Als wir um fünf Uhr Morgens in die eisige Januarnacht treten ist Ivo, der Chef der Türsteher, noch voller Adrenalin von der Schlägerei. „Weisst du, manchmal frage ich mich schon, wieso ich die Scheisse hier mitmache. Wieso ich mein Medizin Studium vor den letzten Prüfungen geschmissen habe. Dann aber kriege ich meinen Lohn ende Monats und bin zufrieden. Hier bist du halt nichts, wenn du keine Risiken eingehst. Der 29-jährige war einer der besten Maturanden im Land, engagiert und erfolgreich im Kampfsport, ein guter Student mit winzigem Stipendium. Er lebte in einer Garage, bezahlte 50 Euro Miete dafür, dass ihm jedes Mal beim Duschen die Elektrizität einen Schlag versetzte, wenn er den Hahn berührte. Ein kleines Zimmer, 11 Quadratmeter, mini-Küche inklusive. Im August fror man im modrigen Keller, zog die Jacke an, nur um sich draussen wieder aller Kleiderschichten zu entledigen. Als Arzt hätte Ivo wahrscheinlich für immer so gelebt, hätte er doch maximal 350 Euro im Monat verdient. Während seiner Nebenjobs als Türsteher geriet er an Leute, die besser lebten. Ehemalige Gastarbeiter, Kriminelle, Geldeintreiber.
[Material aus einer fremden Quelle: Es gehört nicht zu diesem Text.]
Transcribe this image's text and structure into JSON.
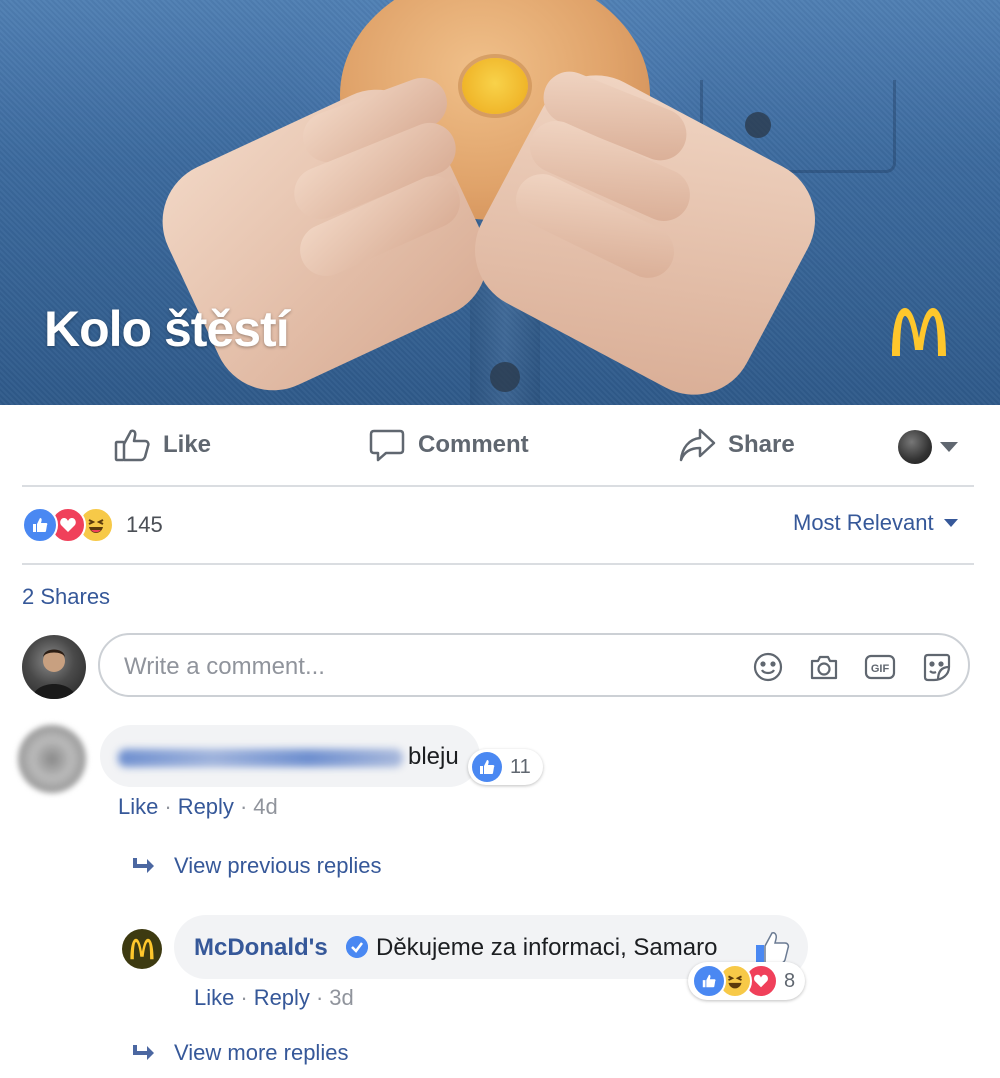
{
  "post": {
    "image_title": "Kolo štěstí",
    "brand_logo": "mcdonalds-arches-logo"
  },
  "actions": {
    "like_label": "Like",
    "comment_label": "Comment",
    "share_label": "Share"
  },
  "stats": {
    "reaction_count": "145",
    "reaction_types": [
      "like",
      "love",
      "haha"
    ],
    "sort_label": "Most Relevant",
    "shares_label": "2 Shares"
  },
  "composer": {
    "placeholder": "Write a comment...",
    "icons": [
      "emoji-icon",
      "camera-icon",
      "gif-icon",
      "sticker-icon"
    ]
  },
  "comments": [
    {
      "text": "bleju",
      "like_count": "11",
      "like_label": "Like",
      "reply_label": "Reply",
      "time": "4d"
    }
  ],
  "view_previous_replies": "View previous replies",
  "reply": {
    "author": "McDonald's",
    "text": "Děkujeme za informaci, Samaro",
    "reaction_count": "8",
    "like_label": "Like",
    "reply_label": "Reply",
    "time": "3d"
  },
  "view_more_replies": "View more replies",
  "colors": {
    "link": "#365899",
    "like_blue": "#4a88f2",
    "love_red": "#f0405a",
    "haha_yellow": "#f7c948",
    "mcd_yellow": "#ffc72c"
  }
}
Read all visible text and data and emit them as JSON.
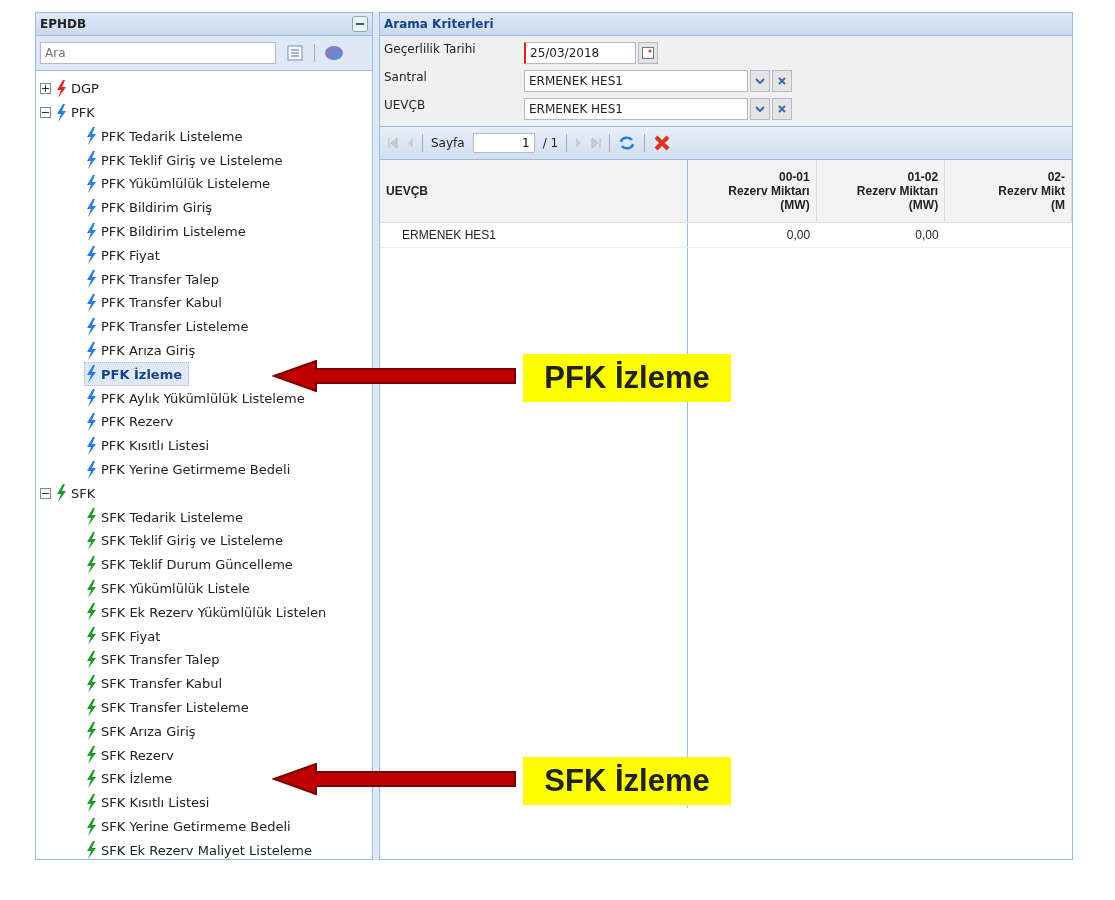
{
  "sidebar": {
    "title": "EPHDB",
    "search": {
      "placeholder": "Ara"
    },
    "tree": [
      {
        "label": "DGP",
        "color": "#e8202a",
        "expanded": false
      },
      {
        "label": "PFK",
        "color": "#2a7de1",
        "expanded": true,
        "children": [
          {
            "label": "PFK Tedarik Listeleme",
            "selected": false
          },
          {
            "label": "PFK Teklif Giriş ve Listeleme",
            "selected": false
          },
          {
            "label": "PFK Yükümlülük Listeleme",
            "selected": false
          },
          {
            "label": "PFK Bildirim Giriş",
            "selected": false
          },
          {
            "label": "PFK Bildirim Listeleme",
            "selected": false
          },
          {
            "label": "PFK Fiyat",
            "selected": false
          },
          {
            "label": "PFK Transfer Talep",
            "selected": false
          },
          {
            "label": "PFK Transfer Kabul",
            "selected": false
          },
          {
            "label": "PFK Transfer Listeleme",
            "selected": false
          },
          {
            "label": "PFK Arıza Giriş",
            "selected": false
          },
          {
            "label": "PFK İzleme",
            "selected": true
          },
          {
            "label": "PFK Aylık Yükümlülük Listeleme",
            "selected": false
          },
          {
            "label": "PFK Rezerv",
            "selected": false
          },
          {
            "label": "PFK Kısıtlı Listesi",
            "selected": false
          },
          {
            "label": "PFK Yerine Getirmeme Bedeli",
            "selected": false
          }
        ]
      },
      {
        "label": "SFK",
        "color": "#1f9a2a",
        "expanded": true,
        "children": [
          {
            "label": "SFK Tedarik Listeleme",
            "selected": false
          },
          {
            "label": "SFK Teklif Giriş ve Listeleme",
            "selected": false
          },
          {
            "label": "SFK Teklif Durum Güncelleme",
            "selected": false
          },
          {
            "label": "SFK Yükümlülük Listele",
            "selected": false
          },
          {
            "label": "SFK Ek Rezerv Yükümlülük Listelen",
            "selected": false
          },
          {
            "label": "SFK Fiyat",
            "selected": false
          },
          {
            "label": "SFK Transfer Talep",
            "selected": false
          },
          {
            "label": "SFK Transfer Kabul",
            "selected": false
          },
          {
            "label": "SFK Transfer Listeleme",
            "selected": false
          },
          {
            "label": "SFK Arıza Giriş",
            "selected": false
          },
          {
            "label": "SFK Rezerv",
            "selected": false
          },
          {
            "label": "SFK İzleme",
            "selected": false
          },
          {
            "label": "SFK Kısıtlı Listesi",
            "selected": false
          },
          {
            "label": "SFK Yerine Getirmeme Bedeli",
            "selected": false
          },
          {
            "label": "SFK Ek Rezerv Maliyet Listeleme",
            "selected": false
          }
        ]
      }
    ]
  },
  "search_panel": {
    "title": "Arama Kriterleri",
    "fields": [
      {
        "kind": "date",
        "label": "Geçerlilik Tarihi",
        "value": "25/03/2018"
      },
      {
        "kind": "combo",
        "label": "Santral",
        "value": "ERMENEK HES1"
      },
      {
        "kind": "combo",
        "label": "UEVÇB",
        "value": "ERMENEK HES1"
      }
    ]
  },
  "pager": {
    "label": "Sayfa",
    "page": "1",
    "total": "/ 1"
  },
  "table": {
    "columns": [
      {
        "lines": [
          "UEVÇB"
        ]
      },
      {
        "lines": [
          "00-01",
          "Rezerv Miktarı",
          "(MW)"
        ]
      },
      {
        "lines": [
          "01-02",
          "Rezerv Miktarı",
          "(MW)"
        ]
      },
      {
        "lines": [
          "02-",
          "Rezerv Mikt",
          "(M"
        ]
      }
    ],
    "rows": [
      [
        "ERMENEK HES1",
        "0,00",
        "0,00",
        ""
      ]
    ]
  },
  "callouts": [
    {
      "label": "PFK İzleme"
    },
    {
      "label": "SFK İzleme"
    }
  ]
}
Anfänglich sollte er sie nur beschützen, konnte sich aber vor dem schlechten Gewissen nicht retten. Kam er doch aus einer Familie, die ihn gelehrt hatte Rechtes zu tun. Sollte er nun auf der anderen Seite des Gesetzes stehen? Die Jobs finanzierten sein Studium. Andere Studenten seines Jahrgangs wurden von Drogenkartellen rekrutiert, um im Ausland ein paar Monate für ein paar Tausend  Münzen Drogengeschäfte zu tätigen. Dabei lebten sie von Monat zu Monat in anderen Familien, um nicht gefasst zu werden. Manche telefonieren mit ihren zehn Handys nur herum, andere tätigen hie und da Kurierdienste. Man habe ihn auch schon gefragt. Ins Gefängnis gehen, wolle er aber wirklich nicht.  Irgendwann bot man ihm an Türsteher eines bekannten Stripclubs zu werden. 800 Euro Monatslohn.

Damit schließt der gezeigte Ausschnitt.